The Office of Personnel Management will administer the new "semester of service" student volunteer program. Kevin Dietsch / Getty Images
Trump’s cuts to the civil service undermine new tech internship push, good government group argues
The goal of the administration’s new internship program is to recruit 200 students for tech-focused internships.
The Office of Personnel Management in December launched a new internship program as part of a broader effort to bring tech talent into the government, but a nonpartisan nonprofit seeking to strengthen agency opportunities for college students is concerned that recent efforts to shrink the federal workforce will hinder the program’s success.
“It will not be as easy as they think it will be to recruit people back,” warned Michelle Amante, senior vice president of government programs at the Partnership for Public Service.
Under the new “semester of service” student volunteer service program, the Trump administration is aiming to initially select 200 students for tech-focused internships. The program will be administered through OPM, and Amante argued that centralizing internship processes in the government’s human resources agency will ease onboarding and recruitment.
Still, she’s worried that “adding this to [OPM’s] plate will be an impossible task” due to workforce reductions at the agency over the past year.
Another potential hurdle to the program's recruitment success, Amante said, is that the interns will be unpaid.
“It is impossible for most young adults to spend a summer without getting paid, particularly if they have to relocate to D.C. or any other major metropolitan area,” she said. “So they’re immediately decreasing their pool to people who are financially capable of making that commitment.”
The Biden administration, which sought to create more paid internships, in 2024 updated regulations for agency internships to make it easier to convert participants into full-time employees.
McLaurine Pinvor, an OPM spokesperson, told Government Executive in a statement that the internships “will be dispersed widely throughout the country, ensuring that students can participate from wherever they live or attend school.”

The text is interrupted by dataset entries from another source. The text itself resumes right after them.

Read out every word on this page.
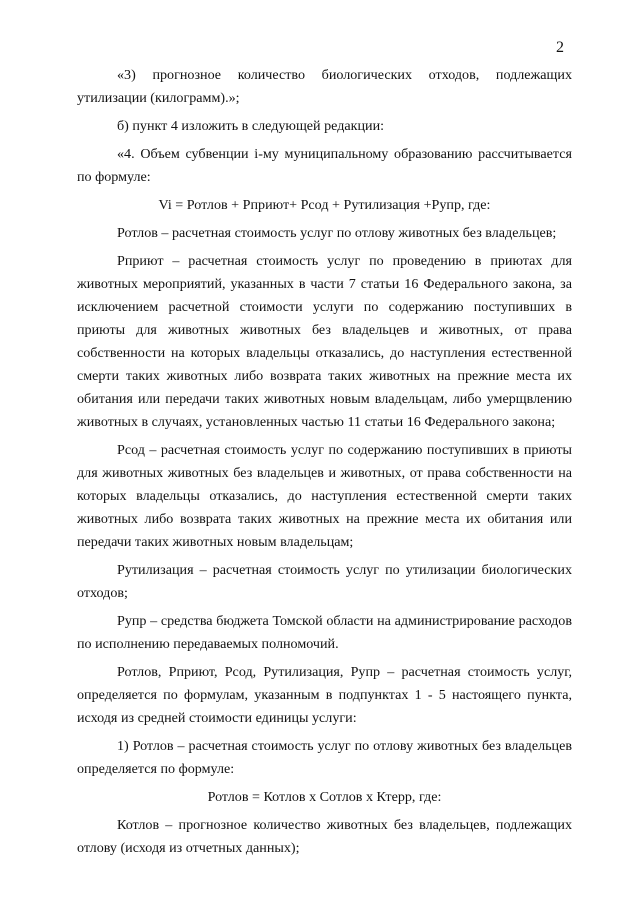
2

«3) прогнозное количество биологических отходов, подлежащих утилизации (килограмм).»;

б) пункт 4 изложить в следующей редакции:

«4. Объем субвенции i-му муниципальному образованию рассчитывается по формуле:

Vi = Ротлов + Рприют+ Рсод + Рутилизация +Рупр, где:

Ротлов – расчетная стоимость услуг по отлову животных без владельцев;

Рприют – расчетная стоимость услуг по проведению в приютах для животных мероприятий, указанных в части 7 статьи 16 Федерального закона, за исключением расчетной стоимости услуги по содержанию поступивших в приюты для животных животных без владельцев и животных, от права собственности на которых владельцы отказались, до наступления естественной смерти таких животных либо возврата таких животных на прежние места их обитания или передачи таких животных новым владельцам, либо умерщвлению животных в случаях, установленных частью 11 статьи 16 Федерального закона;

Рсод – расчетная стоимость услуг по содержанию поступивших в приюты для животных животных без владельцев и животных, от права собственности на которых владельцы отказались, до наступления естественной смерти таких животных либо возврата таких животных на прежние места их обитания или передачи таких животных новым владельцам;

Рутилизация – расчетная стоимость услуг по утилизации биологических отходов;

Рупр – средства бюджета Томской области на администрирование расходов по исполнению передаваемых полномочий.

Ротлов, Рприют, Рсод, Рутилизация, Рупр – расчетная стоимость услуг, определяется по формулам, указанным в подпунктах 1 - 5 настоящего пункта, исходя из средней стоимости единицы услуги:

1) Ротлов – расчетная стоимость услуг по отлову животных без владельцев определяется по формуле:

Ротлов = Котлов x Сотлов x Ктерр, где:

Котлов – прогнозное количество животных без владельцев, подлежащих отлову (исходя из отчетных данных);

She added that, while completing the internship does not lead directly to full-time federal employment, the agency hopes it will enable participants to be “better positioned to compete and be hired for such roles.”
Broadly speaking, OPM’s Dec. 15 memo says the agency will “work with agencies to increase their percentage of early career hires to build a strong talent pipeline for the federal government.”
Last year, however, the Trump administration axed the Presidential Management Fellows program, which served as a pipeline for agencies to recruit graduate students, and many early-career employees were impacted by the mass firings of individuals in their probationary periods (generally those who have been hired or promoted with the past one to two years).
“There is such a high demand for [tech] students,” Amante emphasized. “It's difficult to make a commitment — particularly right out of school, and they probably have student debts to pay — to want to go into a job where they don't feel like they have any security.”
In response to a question about whether the Trump administration’s agency workforce reductions could deter potential interns from applying, Pinover said that “OPM is optimistic that potential applicants will see the unique opportunities government work can offer.”
The new internship program is one of several initiatives to “provide agencies with access to top-quality talent in technology, cybersecurity, AI, data science and project management to deliver the most skilled technology workforce in the history of the U.S. government and help win the global race for artificial intelligence dominance.”
Most notably, the Trump administration created the Tech Force, in partnership with tech companies, with the goal of bringing in 1,000 early- and mid-career technologists to work two-year stints in the government.
Tech Force is structured similarly to existing programs: the U.S. Digital Service, which recruits tech experts for time-limited government service, and the U.S. Digital Corps early career tech fellowship.
In the spring, the Trump administration is also beginning fellowships for project management and data science, respectively.